I see a benefit of using infrared data in the following cases:

  1. Identification of categorically wrong labels The infrared images can give us an information about the CTH. Since we are interested in shallow convection only and all our patterns shouldn't reach higher than say 7 km, we could exclude labels that contain substantial amount of high clouds. To be on the save side I would actually exclude all images with high clouds. These IR images come with no cost for us, as they are captured by MODIS as well and can be downloaded easily from worldview with the download script. ( I actually did some work on this already...I'll push the branch later) If downloaded with the same resolution, the labels can be just used in the same way.

  2. Expanding our scope Humans are used to identify clouds as white patches in the sky and so labelling cloud patterns on satellite images is much easier for them in the visible channel. However, I would argue that for our case to detect shallow clouds (and exclude high ones), the infrared channel is the better option as long as the resolution is sufficient. By using the brightness temperature to train the model my hope would be to use the trained model directly on a different dataset to expand our scope. Currently I have two in mind:

    • GOES16 IR (covering the Atlantic since mid 2017, 15 min): analysing the diurnal cycle
    • GridsatB1 (tropics/subtropics, 1981-present, 3 hourly): this might give some opportunity to analyse inter annual changes/trends. This dataset however has a resolution of just 7km. However, rather than looking for a trend, I would take the SST temperatures of these years and compare them with the probability of the occurrence of patterns and also look globally for these SST-pattern relations. That we could do and it is in my mind more promising than trying to retrieve a statistical significant trend from 30 years of data. ( however nothing for end of March I guess ;) )
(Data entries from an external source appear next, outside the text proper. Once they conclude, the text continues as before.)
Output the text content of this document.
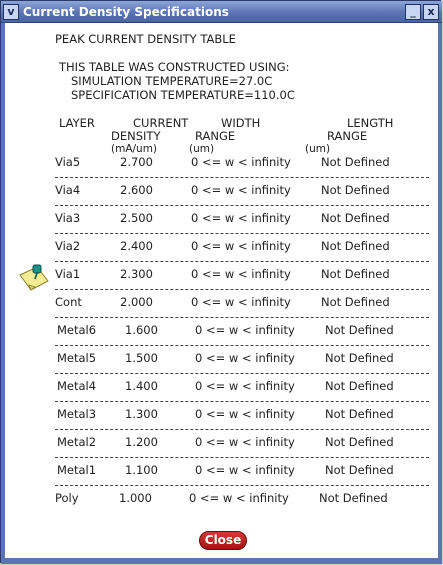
v Current Density Specifications	_	x
PEAK CURRENT DENSITY TABLE
THIS TABLE WAS CONSTRUCTED USING:
SIMULATION TEMPERATURE=27.0C
SPECIFICATION TEMPERATURE=110.0C
LAYER	CURRENT	WIDTH	LENGTH
DENSITY	RANGE	RANGE
(mA/um)	(um)	(um)
Via5	2.700	0 <= w < infinity	Not Defined
Via4	2.600	0 <= w < infinity	Not Defined
Via3	2.500	0 <= w < infinity	Not Defined
Via2	2.400	0 <= w < infinity	Not Defined
Via1	2.300	0 <= w < infinity	Not Defined
Cont	2.000	0 <= w < infinity	Not Defined
Metal6	1.600	0 <= w < infinity	Not Defined
Metal5	1.500	0 <= w < infinity	Not Defined
Metal4	1.400	0 <= w < infinity	Not Defined
Metal3	1.300	0 <= w < infinity	Not Defined
Metal2	1.200	0 <= w < infinity	Not Defined
Metal1	1.100	0 <= w < infinity	Not Defined
Poly	1.000	0 <= w < infinity	Not Defined
Close
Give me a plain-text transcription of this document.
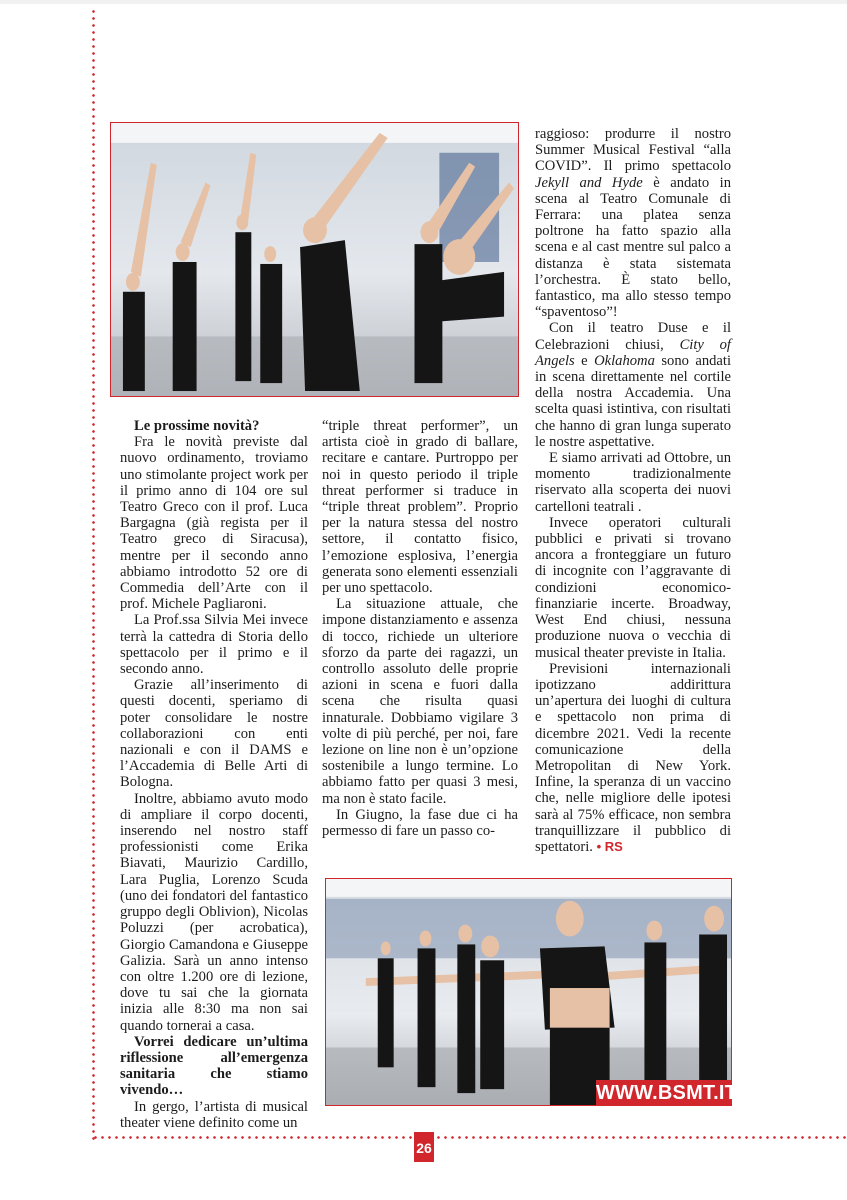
26

Le prossime novità?

Fra le novità previste dal nuovo ordinamento, troviamo uno stimolante project work per il primo anno di 104 ore sul Teatro Greco con il prof. Luca Bargagna (già regista per il Teatro greco di Siracusa), mentre per il secondo anno abbiamo introdotto 52 ore di Commedia dell’Arte con il prof. Michele Pagliaroni.

La Prof.ssa Silvia Mei invece terrà la cattedra di Storia dello spettacolo per il primo e il secondo anno.

Grazie all’inserimento di questi docenti, speriamo di poter consolidare le nostre collaborazioni con enti nazionali e con il DAMS e l’Accademia di Belle Arti di Bologna.

Inoltre, abbiamo avuto modo di ampliare il corpo docenti, inserendo nel nostro staff professionisti come Erika Biavati, Maurizio Cardillo, Lara Puglia, Lorenzo Scuda (uno dei fondatori del fantastico gruppo degli Oblivion), Nicolas Poluzzi (per acrobatica), Giorgio Camandona e Giuseppe Galizia. Sarà un anno intenso con oltre 1.200 ore di lezione, dove tu sai che la giornata inizia alle 8:30 ma non sai quando tornerai a casa.

Vorrei dedicare un’ultima riflessione all’emergenza sanitaria che stiamo vivendo…

In gergo, l’artista di musical theater viene definito come un

“triple threat performer”, un artista cioè in grado di ballare, recitare e cantare. Purtroppo per noi in questo periodo il triple threat performer si traduce in “triple threat problem”. Proprio per la natura stessa del nostro settore, il contatto fisico, l’emozione esplosiva, l’energia generata sono elementi essenziali per uno spettacolo.

La situazione attuale, che impone distanziamento e assenza di tocco, richiede un ulteriore sforzo da parte dei ragazzi, un controllo assoluto delle proprie azioni in scena e fuori dalla scena che risulta quasi innaturale. Dobbiamo vigilare 3 volte di più perché, per noi, fare lezione on line non è un’opzione sostenibile a lungo termine. Lo abbiamo fatto per quasi 3 mesi, ma non è stato facile.

In Giugno, la fase due ci ha permesso di fare un passo co-

raggioso: produrre il nostro Summer Musical Festival “alla COVID”. Il primo spettacolo Jekyll and Hyde è andato in scena al Teatro Comunale di Ferrara: una platea senza poltrone ha fatto spazio alla scena e al cast mentre sul palco a distanza è stata sistemata l’orchestra. È stato bello, fantastico, ma allo stesso tempo “spaventoso”!

Con il teatro Duse e il Celebrazioni chiusi, City of Angels e Oklahoma sono andati in scena direttamente nel cortile della nostra Accademia. Una scelta quasi istintiva, con risultati che hanno di gran lunga superato le nostre aspettative.

E siamo arrivati ad Ottobre, un momento tradizionalmente riservato alla scoperta dei nuovi cartelloni teatrali .

Invece operatori culturali pubblici e privati si trovano ancora a fronteggiare un futuro di incognite con l’aggravante di condizioni economico-finanziarie incerte. Broadway, West End chiusi, nessuna produzione nuova o vecchia di musical theater previste in Italia.

Previsioni internazionali ipotizzano addirittura un’apertura dei luoghi di cultura e spettacolo non prima di dicembre 2021. Vedi la recente comunicazione della Metropolitan di New York. Infine, la speranza di un vaccino che, nelle migliore delle ipotesi sarà al 75% efficace, non sembra tranquillizzare il pubblico di spettatori. • RS

WWW.BSMT.IT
But also on the MODIS dataset it would have the advantage that we could do classifications at night time where the visible channel is black, which could strengthen an argument about the annual cycle

  1. Transferability A property like brightness temperature exists or could be calculated rather easy in model simulations. Reflectivity or even a visible representation of the model from space are not feasible.

Note on the resolution The resolution of the visible data of MODIS is up to 250m, while the infrared channels has just 1km. However, since we downloaded the images with roughly 100px/1deg we had only a resolution of about 1km and that was sufficient to distinguish between these patterns. In addition, if we think about the smaller features like sugar, one could also imagine, that the bigger surrounding clusters characterise it rather than the small clouds itself. Short: I'm optimistic that IR data should work as well

observingClouds commented 5 years ago

I just realised over the weekend, that the MODIS dataset goes also back to 2000(Terra)/2002(Aqua). So there is also some room for expansion in VIS and IR images.